6 Responses to Gates Foundation Follies (Part 1)

  1. Ann in L.A. says:

    6) Best practices today, may be idiotic tomorrow. Times change, A top down system is too ossified to respond to changing needs.

  2. Greg Forster says:

    “Look at the size of that thing.”

    “Cut the chatter, Red Two!”

  3. […] be successful in pushing the agenda. In fact, contrary to some of the arguments Jay P. Greene posits today on his eponymous blog, the Gates Foundation, along with other donors, have actually been […]

  4. […] approach is doomed to fail, responds Jay Greene. While trying to influence education policy is sensible, “education does […]

  5. ex0du5 says:

    Why does the cost of a reformed system have to be equivalent to the current system? How is that a valid argument?

    For instance, I think there is great evidence that the best way to deliver good education to all students is to take it out of the classroom and put it online. Then the education can be tailored to the individual students’ needs, and the students may take the time they need to learn a particular topic, instead of forcing all kids to the pace of the mean (slowing quick students who may lose interest and going faster than some students can handle). The cost of such a system would be far cheaper than the modern system, as you do not need to pay millions of mediocre-to-poor teachers, only a few hundred great teachers (at better competitive rates), the design and implementation of the central site (task size about that of a medium-to-large software house), and then you pay for child care rather than teachers for geographical distribution, a much lower pay rate.

    There are many radical ideas supported by science that can be accomplished for less funds. And yes, I said science. Even this post claims there is no one-fits-all solution, supported by research, and an engineering solution to that dilemma is presented in the previous paragraph. The lack of a single strategy does not invalidate science.

  6. Defenders of the education status quo see a corporatist bogeyman behind not only teacher quality reform,but the entire North American school reform movement. Some common front teacher organizations see conspiracies everywhere and even suggest that “plutocrats” are gaining control of the public education system. Such fantasies have even found their way onto education blogs.

    Such a notion is truly laughable here in Canada where corporate influence is negligible. The Fraser Institute and AIMS, for example, are run on a virtual shoestring. School board joint ventures and public-private partnerships, like the Toronto Learning Partnership, mimmick the CEA and simply pour more money into existing publicly-funded programs.

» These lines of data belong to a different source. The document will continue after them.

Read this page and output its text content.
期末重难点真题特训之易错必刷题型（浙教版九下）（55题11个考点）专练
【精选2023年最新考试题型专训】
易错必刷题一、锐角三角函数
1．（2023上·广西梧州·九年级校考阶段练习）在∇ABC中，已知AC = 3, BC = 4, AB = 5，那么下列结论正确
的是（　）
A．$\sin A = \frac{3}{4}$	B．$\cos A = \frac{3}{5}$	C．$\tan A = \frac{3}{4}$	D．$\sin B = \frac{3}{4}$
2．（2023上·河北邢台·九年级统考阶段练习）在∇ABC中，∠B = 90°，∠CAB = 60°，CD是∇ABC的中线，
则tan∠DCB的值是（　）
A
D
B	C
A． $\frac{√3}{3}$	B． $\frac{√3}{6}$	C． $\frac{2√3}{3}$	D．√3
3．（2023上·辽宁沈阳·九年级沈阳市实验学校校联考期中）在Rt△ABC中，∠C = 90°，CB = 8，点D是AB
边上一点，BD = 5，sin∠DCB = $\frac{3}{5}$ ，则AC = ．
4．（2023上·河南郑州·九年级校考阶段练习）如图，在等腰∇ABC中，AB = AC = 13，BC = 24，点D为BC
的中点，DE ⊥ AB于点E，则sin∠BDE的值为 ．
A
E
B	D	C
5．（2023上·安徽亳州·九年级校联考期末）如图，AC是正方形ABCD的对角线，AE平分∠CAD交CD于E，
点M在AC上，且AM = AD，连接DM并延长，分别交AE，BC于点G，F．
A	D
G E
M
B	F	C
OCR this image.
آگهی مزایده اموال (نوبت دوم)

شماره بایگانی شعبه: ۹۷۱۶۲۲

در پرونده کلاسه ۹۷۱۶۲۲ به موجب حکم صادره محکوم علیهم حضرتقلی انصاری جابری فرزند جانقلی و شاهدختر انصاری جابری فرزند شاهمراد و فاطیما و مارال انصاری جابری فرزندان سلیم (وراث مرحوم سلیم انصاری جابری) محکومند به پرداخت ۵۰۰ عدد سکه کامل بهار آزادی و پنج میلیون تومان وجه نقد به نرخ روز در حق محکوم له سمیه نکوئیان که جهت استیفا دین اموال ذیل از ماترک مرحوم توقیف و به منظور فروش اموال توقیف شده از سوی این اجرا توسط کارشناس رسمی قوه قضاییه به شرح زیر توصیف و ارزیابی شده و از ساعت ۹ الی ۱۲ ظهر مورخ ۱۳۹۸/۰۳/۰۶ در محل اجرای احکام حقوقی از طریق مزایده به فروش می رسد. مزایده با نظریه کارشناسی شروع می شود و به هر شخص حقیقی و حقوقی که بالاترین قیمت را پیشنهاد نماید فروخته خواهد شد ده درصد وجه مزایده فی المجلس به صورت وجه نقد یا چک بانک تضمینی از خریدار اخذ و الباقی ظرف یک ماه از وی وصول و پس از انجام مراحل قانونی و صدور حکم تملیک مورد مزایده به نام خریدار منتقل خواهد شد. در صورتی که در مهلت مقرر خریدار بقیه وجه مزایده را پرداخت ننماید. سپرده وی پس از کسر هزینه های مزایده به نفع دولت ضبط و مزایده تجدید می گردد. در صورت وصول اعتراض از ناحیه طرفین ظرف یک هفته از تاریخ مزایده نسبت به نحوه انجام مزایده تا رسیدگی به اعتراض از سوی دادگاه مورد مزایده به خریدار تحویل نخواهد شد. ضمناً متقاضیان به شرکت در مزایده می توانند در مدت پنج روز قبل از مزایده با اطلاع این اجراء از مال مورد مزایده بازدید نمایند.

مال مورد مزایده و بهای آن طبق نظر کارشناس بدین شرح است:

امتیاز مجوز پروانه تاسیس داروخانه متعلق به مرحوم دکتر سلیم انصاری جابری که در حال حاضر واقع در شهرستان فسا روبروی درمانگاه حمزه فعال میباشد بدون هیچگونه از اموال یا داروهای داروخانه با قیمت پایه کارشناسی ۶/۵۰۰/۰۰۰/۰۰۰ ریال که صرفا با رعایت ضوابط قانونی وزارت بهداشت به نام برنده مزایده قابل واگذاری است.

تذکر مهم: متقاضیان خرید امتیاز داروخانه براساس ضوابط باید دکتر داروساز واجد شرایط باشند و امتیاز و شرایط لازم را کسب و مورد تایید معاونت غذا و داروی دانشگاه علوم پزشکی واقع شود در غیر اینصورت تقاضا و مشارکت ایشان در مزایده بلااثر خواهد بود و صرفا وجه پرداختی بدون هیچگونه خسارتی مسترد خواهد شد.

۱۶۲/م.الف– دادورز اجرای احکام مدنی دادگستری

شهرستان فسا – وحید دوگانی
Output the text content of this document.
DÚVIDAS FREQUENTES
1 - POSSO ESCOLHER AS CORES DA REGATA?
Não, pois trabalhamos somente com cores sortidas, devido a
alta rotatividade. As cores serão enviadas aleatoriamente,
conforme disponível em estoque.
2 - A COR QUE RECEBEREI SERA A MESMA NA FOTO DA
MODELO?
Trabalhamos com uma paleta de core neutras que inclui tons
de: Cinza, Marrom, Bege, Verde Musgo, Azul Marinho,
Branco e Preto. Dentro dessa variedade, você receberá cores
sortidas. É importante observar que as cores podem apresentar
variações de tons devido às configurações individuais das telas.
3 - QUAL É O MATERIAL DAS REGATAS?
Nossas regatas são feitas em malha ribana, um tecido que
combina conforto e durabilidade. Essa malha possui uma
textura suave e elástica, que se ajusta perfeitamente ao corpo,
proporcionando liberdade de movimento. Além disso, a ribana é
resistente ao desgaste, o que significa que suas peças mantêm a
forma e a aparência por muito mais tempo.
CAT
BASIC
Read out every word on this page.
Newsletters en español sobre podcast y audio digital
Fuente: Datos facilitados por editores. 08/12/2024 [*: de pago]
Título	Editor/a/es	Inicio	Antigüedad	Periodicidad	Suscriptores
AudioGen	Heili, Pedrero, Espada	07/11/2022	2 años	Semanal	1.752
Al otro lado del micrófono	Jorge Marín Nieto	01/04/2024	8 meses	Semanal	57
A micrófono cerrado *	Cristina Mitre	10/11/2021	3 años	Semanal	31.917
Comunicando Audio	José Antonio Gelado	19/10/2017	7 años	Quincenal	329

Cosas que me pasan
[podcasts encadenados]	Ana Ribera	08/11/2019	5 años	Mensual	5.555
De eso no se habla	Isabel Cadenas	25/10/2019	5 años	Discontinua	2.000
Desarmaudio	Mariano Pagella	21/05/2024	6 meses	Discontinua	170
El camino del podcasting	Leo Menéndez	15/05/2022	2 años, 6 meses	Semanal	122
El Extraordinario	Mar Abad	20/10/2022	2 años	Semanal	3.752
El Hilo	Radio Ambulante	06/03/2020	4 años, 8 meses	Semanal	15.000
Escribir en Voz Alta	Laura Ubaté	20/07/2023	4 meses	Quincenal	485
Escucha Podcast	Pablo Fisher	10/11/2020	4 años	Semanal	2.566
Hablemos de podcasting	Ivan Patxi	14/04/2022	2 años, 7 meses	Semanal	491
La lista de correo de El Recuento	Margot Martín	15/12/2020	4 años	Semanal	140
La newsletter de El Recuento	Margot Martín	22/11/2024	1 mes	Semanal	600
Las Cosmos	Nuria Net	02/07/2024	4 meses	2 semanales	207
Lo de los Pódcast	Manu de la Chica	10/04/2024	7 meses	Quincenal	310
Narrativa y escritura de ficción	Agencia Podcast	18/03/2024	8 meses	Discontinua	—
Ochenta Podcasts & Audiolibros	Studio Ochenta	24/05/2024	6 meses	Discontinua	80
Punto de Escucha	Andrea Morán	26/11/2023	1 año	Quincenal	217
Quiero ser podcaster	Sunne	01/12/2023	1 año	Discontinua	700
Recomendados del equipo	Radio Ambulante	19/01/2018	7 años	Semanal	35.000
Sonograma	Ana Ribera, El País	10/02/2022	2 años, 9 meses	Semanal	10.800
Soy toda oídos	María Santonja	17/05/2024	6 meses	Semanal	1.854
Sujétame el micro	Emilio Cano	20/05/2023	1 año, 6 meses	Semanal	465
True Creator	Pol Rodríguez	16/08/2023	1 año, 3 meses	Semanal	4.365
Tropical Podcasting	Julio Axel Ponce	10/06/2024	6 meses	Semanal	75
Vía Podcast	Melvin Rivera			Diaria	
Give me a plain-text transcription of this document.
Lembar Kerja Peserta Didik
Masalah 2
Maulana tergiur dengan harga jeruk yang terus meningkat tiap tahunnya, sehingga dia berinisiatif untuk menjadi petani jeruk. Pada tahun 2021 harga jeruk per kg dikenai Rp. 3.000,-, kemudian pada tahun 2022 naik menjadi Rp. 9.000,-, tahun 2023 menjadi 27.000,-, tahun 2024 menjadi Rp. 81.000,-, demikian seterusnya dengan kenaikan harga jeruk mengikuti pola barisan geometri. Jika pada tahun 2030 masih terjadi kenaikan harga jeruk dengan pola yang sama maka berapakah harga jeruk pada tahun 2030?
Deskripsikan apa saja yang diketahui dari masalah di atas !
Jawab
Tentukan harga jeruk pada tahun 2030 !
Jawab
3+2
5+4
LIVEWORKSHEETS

    You have captured the U.S. situation with deadly accuracy. The Gates Foundation has invested $5B over the past decade in various school reform initiatives, including small school advocacy and teacher quality reform. That sounds like a tremendous investment until you realize that U.S. school districts spend $600 billion a year.

    Public spending on education, in the U.S. and in Canada, drives the system. The Gates Foundation learned, the hard way, that institutional inertia can effectively stymie projects like the Small School initiative. All private philanthropy can do is to either fund “lighthouse” reforms or to try to influence future directions. The odds are still stacked against Gates and the champions of system reform.